The woman Tom describes, “wallowing” in self-pity and unable to decide what the world should do about it, is exactly the woman I grew up afraid of becoming. I knew better—we all, it seems, knew better—than to become one of those women who plays victim, lurks around the sickbed, hands her pain out like a business card. What I’m trying to say is, I don’t think this was just me. An entire generation, the next wave, grew up doing everything we could to avoid this identity: we take refuge in self-awareness, self-deprecation, jadedness, sarcasm. The Girl Who Cried Pain: she doesn’t need meds; she needs a sedative.
And now we find ourselves torn. We don’t want anyone to feel sorry for us, but we miss the sympathy when it doesn’t come. Feeling sorry for ourselves has become a secret crime—a kind of shameful masturbation—that would chase away the sympathy of others if we ever let it show. “Because I had grown up denying myself any feeling that even hinted at self-pity,” Grealy writes, “I now had to find a way to reshape it.”

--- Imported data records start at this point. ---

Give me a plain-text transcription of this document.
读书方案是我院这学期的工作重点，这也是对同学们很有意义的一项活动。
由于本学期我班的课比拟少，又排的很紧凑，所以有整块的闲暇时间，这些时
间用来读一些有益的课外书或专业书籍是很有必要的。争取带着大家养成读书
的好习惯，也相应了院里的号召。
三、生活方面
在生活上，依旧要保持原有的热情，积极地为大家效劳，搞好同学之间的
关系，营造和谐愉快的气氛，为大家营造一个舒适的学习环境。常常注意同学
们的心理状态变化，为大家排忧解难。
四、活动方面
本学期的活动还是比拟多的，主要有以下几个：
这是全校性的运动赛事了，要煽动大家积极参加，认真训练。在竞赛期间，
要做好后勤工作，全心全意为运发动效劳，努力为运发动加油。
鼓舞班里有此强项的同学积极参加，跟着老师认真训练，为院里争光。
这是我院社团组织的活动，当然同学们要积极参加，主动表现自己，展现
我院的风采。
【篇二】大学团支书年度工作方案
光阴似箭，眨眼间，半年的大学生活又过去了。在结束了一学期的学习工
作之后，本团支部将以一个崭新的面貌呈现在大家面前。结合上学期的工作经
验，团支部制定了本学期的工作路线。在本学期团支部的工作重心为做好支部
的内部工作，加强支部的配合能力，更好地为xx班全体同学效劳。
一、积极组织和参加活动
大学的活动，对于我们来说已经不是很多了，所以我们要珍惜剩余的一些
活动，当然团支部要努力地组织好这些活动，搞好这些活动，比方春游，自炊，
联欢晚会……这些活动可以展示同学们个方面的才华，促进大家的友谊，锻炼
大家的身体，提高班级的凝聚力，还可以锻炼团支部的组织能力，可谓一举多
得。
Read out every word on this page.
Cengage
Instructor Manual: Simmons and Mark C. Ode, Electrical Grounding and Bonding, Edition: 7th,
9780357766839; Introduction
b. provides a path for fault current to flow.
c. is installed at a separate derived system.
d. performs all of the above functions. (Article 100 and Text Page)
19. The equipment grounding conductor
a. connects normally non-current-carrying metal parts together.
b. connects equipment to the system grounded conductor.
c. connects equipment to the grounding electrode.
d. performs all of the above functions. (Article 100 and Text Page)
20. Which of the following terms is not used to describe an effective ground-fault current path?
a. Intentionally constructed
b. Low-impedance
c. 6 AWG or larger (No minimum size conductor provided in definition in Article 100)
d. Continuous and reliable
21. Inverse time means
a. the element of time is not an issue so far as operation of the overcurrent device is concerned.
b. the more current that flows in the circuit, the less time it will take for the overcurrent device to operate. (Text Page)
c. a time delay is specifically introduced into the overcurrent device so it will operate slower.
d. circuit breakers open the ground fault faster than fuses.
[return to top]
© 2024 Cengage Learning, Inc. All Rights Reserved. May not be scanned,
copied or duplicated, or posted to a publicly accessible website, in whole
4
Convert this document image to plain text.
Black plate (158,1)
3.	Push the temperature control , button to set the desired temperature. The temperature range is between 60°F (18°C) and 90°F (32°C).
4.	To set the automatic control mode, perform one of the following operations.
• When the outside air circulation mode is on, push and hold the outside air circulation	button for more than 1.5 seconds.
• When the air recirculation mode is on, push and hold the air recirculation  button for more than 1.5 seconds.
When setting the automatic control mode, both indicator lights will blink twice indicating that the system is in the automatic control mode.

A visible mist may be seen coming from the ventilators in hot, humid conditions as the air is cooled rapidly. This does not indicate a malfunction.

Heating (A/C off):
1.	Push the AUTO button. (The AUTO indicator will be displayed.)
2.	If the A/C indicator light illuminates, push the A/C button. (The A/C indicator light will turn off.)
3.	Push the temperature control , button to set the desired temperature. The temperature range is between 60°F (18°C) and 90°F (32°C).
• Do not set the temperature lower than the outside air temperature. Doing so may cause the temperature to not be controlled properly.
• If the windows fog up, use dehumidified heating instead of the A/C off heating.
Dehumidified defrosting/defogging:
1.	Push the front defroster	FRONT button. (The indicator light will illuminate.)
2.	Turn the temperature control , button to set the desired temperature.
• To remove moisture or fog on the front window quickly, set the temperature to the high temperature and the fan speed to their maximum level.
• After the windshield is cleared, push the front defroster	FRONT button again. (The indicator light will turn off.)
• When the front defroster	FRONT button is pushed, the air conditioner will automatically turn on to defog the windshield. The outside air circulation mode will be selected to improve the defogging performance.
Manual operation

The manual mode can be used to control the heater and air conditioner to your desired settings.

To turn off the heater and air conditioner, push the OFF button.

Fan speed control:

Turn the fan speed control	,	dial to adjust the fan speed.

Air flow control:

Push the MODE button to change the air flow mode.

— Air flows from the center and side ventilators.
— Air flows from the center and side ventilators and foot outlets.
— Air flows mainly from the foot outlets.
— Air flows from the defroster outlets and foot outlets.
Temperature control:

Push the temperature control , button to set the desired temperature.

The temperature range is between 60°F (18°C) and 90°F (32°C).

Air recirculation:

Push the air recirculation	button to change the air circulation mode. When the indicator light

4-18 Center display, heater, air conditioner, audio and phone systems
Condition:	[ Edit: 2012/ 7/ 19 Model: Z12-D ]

Reshape it into what? Into faith, sexual promiscuity, intellectual ambition. At the pinnacle: into art. Grealy offers this last alchemy, pain-to-art, as possibility but not redemption. It seems likely that for all her wound has given her—perspective, the grit of survival, an insightful meditation on beauty—Grealy would still trade back these wound boons for a pretty face. This confession of willingness is her greatest gift of honesty, not arguing that beauty was more important than profundity, just admitting that she might have chosen it—that beauty was more difficult to live without.